Canning pickles is a delightful blend of tradition, creativity, and satisfaction. The process begins with selecting fresh cucumbers and crafting the perfect brine—a balance of vinegar, salt, and spices. As jars seal with a satisfying pop, there’s a sense of accomplishment in preserving food by hand. Pickling allows for endless flavor experimentation, from classic dill to spicy garlic or sweet bread-and-butter. Sharing homemade pickles with friends and family brings joy and pride, while seeing pantry shelves fill up is deeply rewarding. Canning pickles is more than preserving vegetables—it’s preserving memories, flavors, and the pleasure of self-sufficiency.
I have personally canned several hundred quarts of pickles over the years…with a lot of trial and error to get them just where I like them. There are literally hundreds and hundreds of recipes available on the internet and in private recipes boxes for canning pickles. Sampling all the various options that are available can be an exhausting but fun process. To suit your personal taste, tweaking and adjusting your brine till you get it exactly right could take years. One of the easiest methods for getting a recipe is to simply just ask the person for their recipe if you like their pickles…usually they are more than happy to share their secrets.
I am glad to share a couple of my favorite recipes that have been passed down in our family and enjoyed for generations.
Old-Fashioned Bread-and-Butter Pickles
These bread-and-butter pickles are a little less sweet than most…you can increase the sugar if you like. Some people also add a little ground clove and you might try some diced red pepper in place of some of the onions.
• You will need approximately 6 pounds of 4 to 5-inch pickling cucumbers
• 2 pounds of small onions…sliced into thin rounds
• ½ cup of pickling salt
• 4 ½ cups cider vinegar
• 3 cups of sugar
• 1 ½ teaspoons of ground turmeric
• 1 teaspoon of celery seeds
• 2 tablespoons of yellow mustard seeds
Gently wash the cucumbers and remove the blossom end. Slice the cucumbers crosswise 1/16 inch thick. In a large bowl, toss the cucumbers and onions with the salt. Cover the cucumbers with ice cubes and let stand for 3 to 4 hours.
Drain the cucumbers. In a large nonreactive pot (stainless steel or glass) bring the remaining ingredients to a boil. Add the cucumbers and slowly bring the contents back to a boil. Using a slotted spoon, pack the cucumbers loosely in 8 pints or 4-quart mason jars. Close the jars with hot two-piece caps.
To ensure a good seal, process the jars for 10 minutes in a boiling-water bath or for 5-6 minutes in a steamer. Store the cooled jars in a cool, dry, dark place for at least 3 weeks before eating.

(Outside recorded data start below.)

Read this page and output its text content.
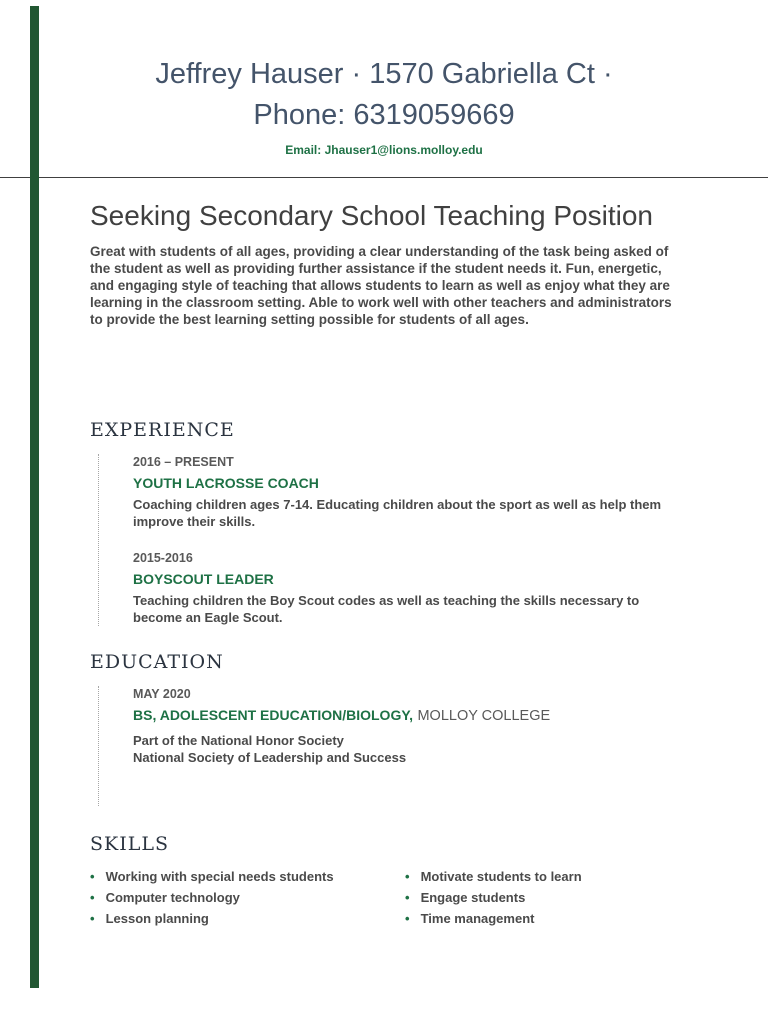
Jeffrey Hauser · 1570 Gabriella Ct ·
Phone: 6319059669
Email: Jhauser1@lions.molloy.edu
Seeking Secondary School Teaching Position

Great with students of all ages, providing a clear understanding of the task being asked of the student as well as providing further assistance if the student needs it. Fun, energetic, and engaging style of teaching that allows students to learn as well as enjoy what they are learning in the classroom setting. Able to work well with other teachers and administrators to provide the best learning setting possible for students of all ages.

EXPERIENCE
2016 – PRESENT
YOUTH LACROSSE COACH
Coaching children ages 7-14. Educating children about the sport as well as help them improve their skills.
2015-2016
BOYSCOUT LEADER
Teaching children the Boy Scout codes as well as teaching the skills necessary to become an Eagle Scout.
EDUCATION
MAY 2020
BS, ADOLESCENT EDUCATION/BIOLOGY, MOLLOY COLLEGE
Part of the National Honor Society
National Society of Leadership and Success
SKILLS
• Working with special needs students
• Computer technology
• Lesson planning
• Motivate students to learn
• Engage students
• Time management
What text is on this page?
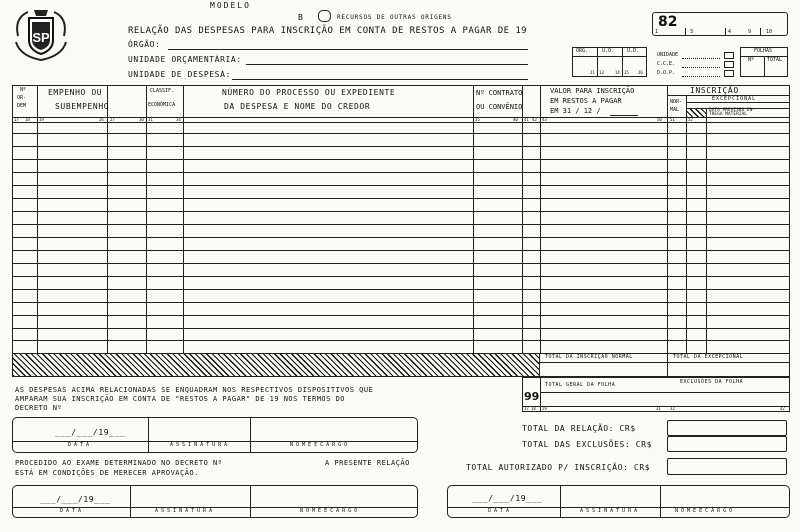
SP
MODELO
B	RECURSOS DE OUTRAS ORIGENS
RELAÇÃO DAS DESPESAS PARA INSCRIÇÃO EM CONTA DE RESTOS A PAGAR DE 19
ÓRGÃO:
UNIDADE ORÇAMENTÁRIA:
UNIDADE DE DESPESA:
82
1	3	4	9	10
ÓRG.	U.O.	U.D.
11 13	14 15 16
UNIDADE
C.C.E.
D.O.P.
FOLHAS
Nº	TOTAL
Nº
OR-
DEM
EMPENHO OU
SUBEMPENHO
CLASSIF.
ECONÔMICA
NÚMERO DO PROCESSO OU EXPEDIENTE
DA DESPESA E NOME DO CREDOR
Nº CONTRATO
OU CONVÊNIO
VALOR PARA INSCRIÇÃO
EM RESTOS A PAGAR
EM 31 / 12 /
INSCRIÇÃO
NOR-
MAL
EXCEPCIONAL
DATA PREVISÃO EN-
TREGA MATERIAL
17 18 19	26 27	30 31	34	35	40 41 42 43	50 51	52
TOTAL DA INSCRIÇÃO NORMAL	TOTAL DA EXCEPCIONAL
TOTAL GERAL DA FOLHA	EXCLUSÕES DA FOLHA
99
17 18 19	31 32	42
AS DESPESAS ACIMA RELACIONADAS SE ENQUADRAM NOS RESPECTIVOS DISPOSITIVOS QUE
AMPARAM SUA INSCRIÇÃO EM CONTA DE "RESTOS A PAGAR" DE 19 NOS TERMOS DO
DECRETO Nº
___/___/19___
D A T A	A S S I N A T U R A	N O M E E C A R G O
TOTAL DA RELAÇÃO: CR$
TOTAL DAS EXCLUSÕES: CR$
TOTAL AUTORIZADO P/ INSCRIÇÃO: CR$
PROCEDIDO AO EXAME DETERMINADO NO DECRETO Nº	A PRESENTE RELAÇÃO
ESTÁ EM CONDIÇÕES DE MERECER APROVAÇÃO.
___/___/19___
D A T A	A S S I N A T U R A	N O M E E C A R G O
___/___/19___
D A T A	A S S I N A T U R A	N O M E E C A R G O
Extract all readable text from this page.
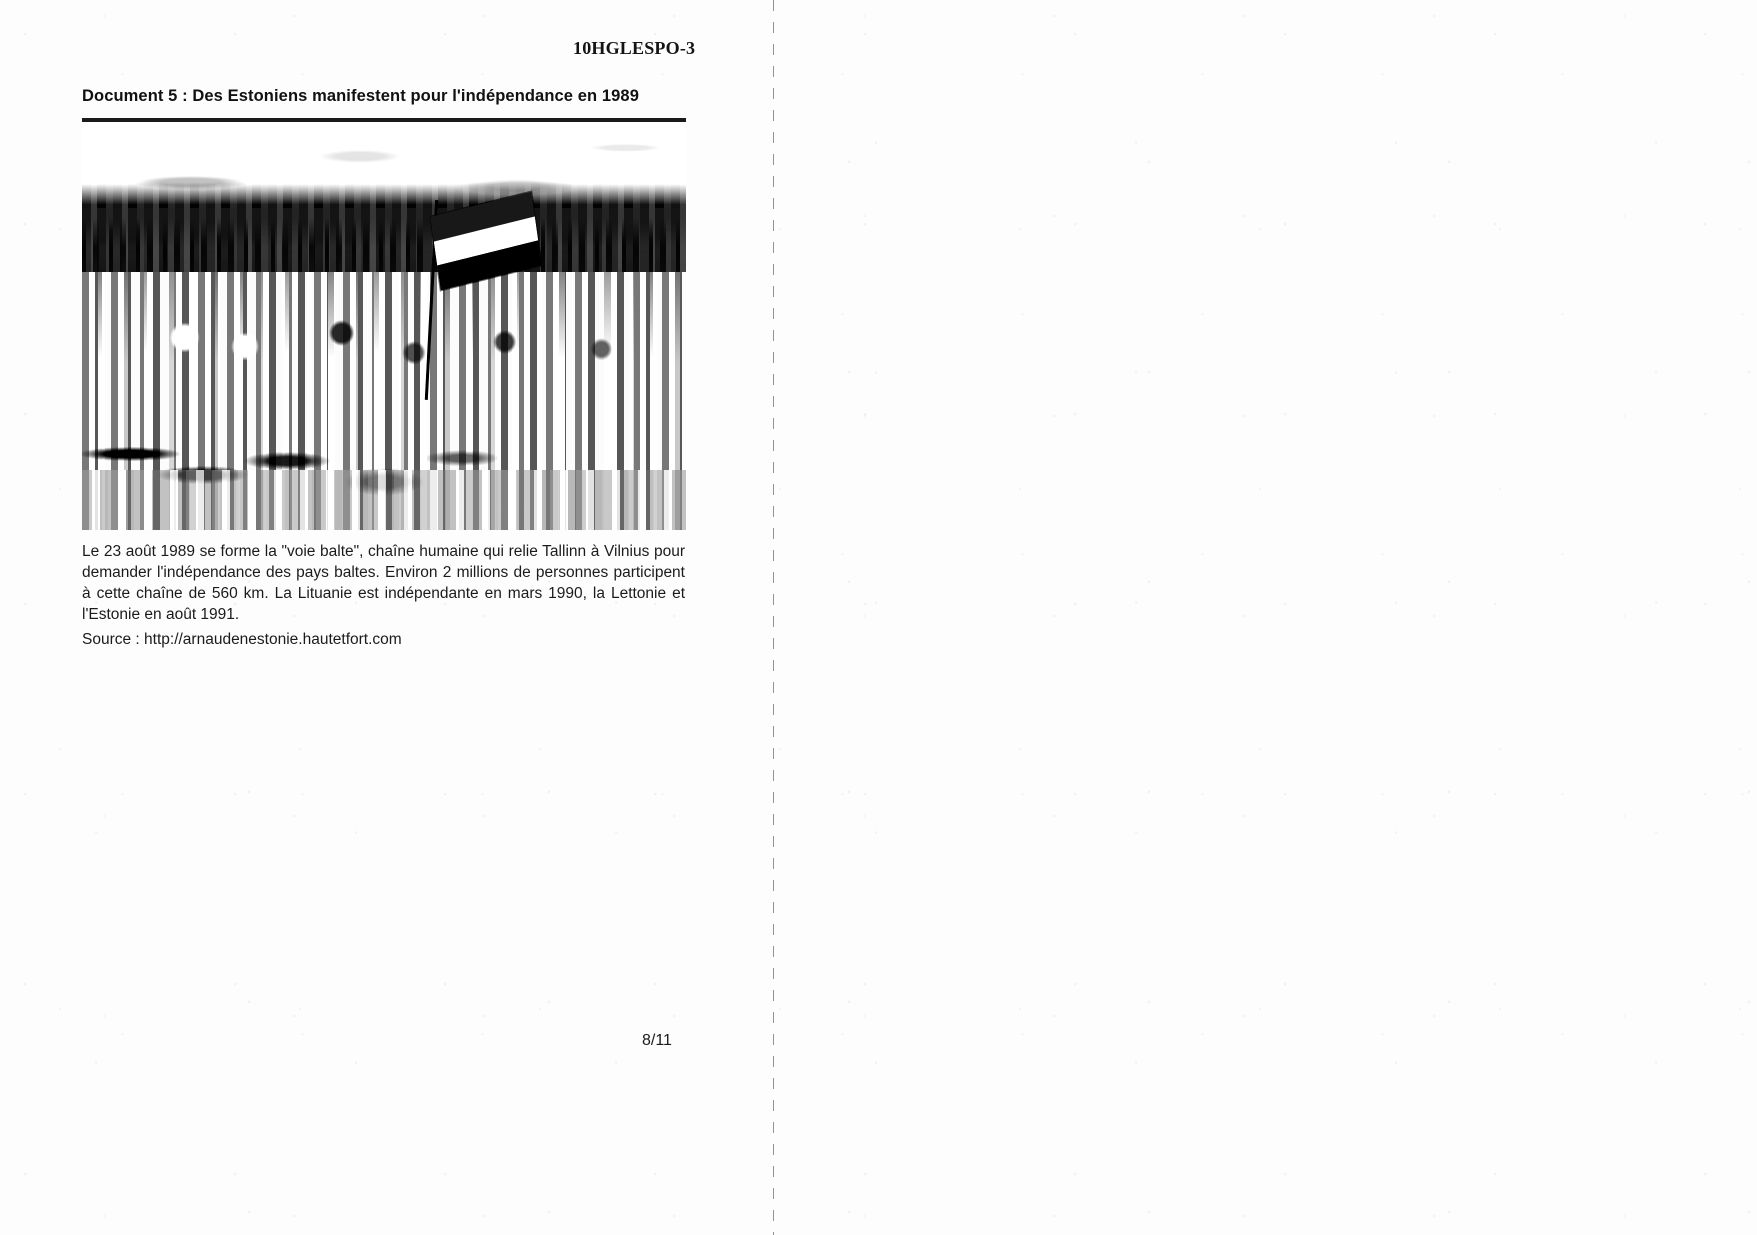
10HGLESPO-3
Document 5 : Des Estoniens manifestent pour l'indépendance en 1989
Le 23 août 1989 se forme la "voie balte", chaîne humaine qui relie Tallinn à Vilnius pour demander l'indépendance des pays baltes. Environ 2 millions de personnes participent à cette chaîne de 560 km. La Lituanie est indépendante en mars 1990, la Lettonie et l'Estonie en août 1991.
Source : http://arnaudenestonie.hautetfort.com
8/11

Dill Pickles (Mary Mayle’s recipe)
Wash freshly picked pickles with a brush under cold water and pack into quart jars.
To each quart add:
• 1 tbl. Pickling salt
• 1 tsp. dill seed
• ½ tsp. mustard seed
• 1/8 tsp. powdered alum (makes then crispy)
• ½ clove garlic, sliced
• ¼ small hot pepper
Cover with a solution made from (3 parts water and 1 part vinegar) stirred together before pouring on the pickles.
Cold-pack for 5 minutes after the water comes to a boil.
(Important) resist the urge to open and eat immediately…let them sit for at least two weeks so the flavor will be absorbed. Enjoy!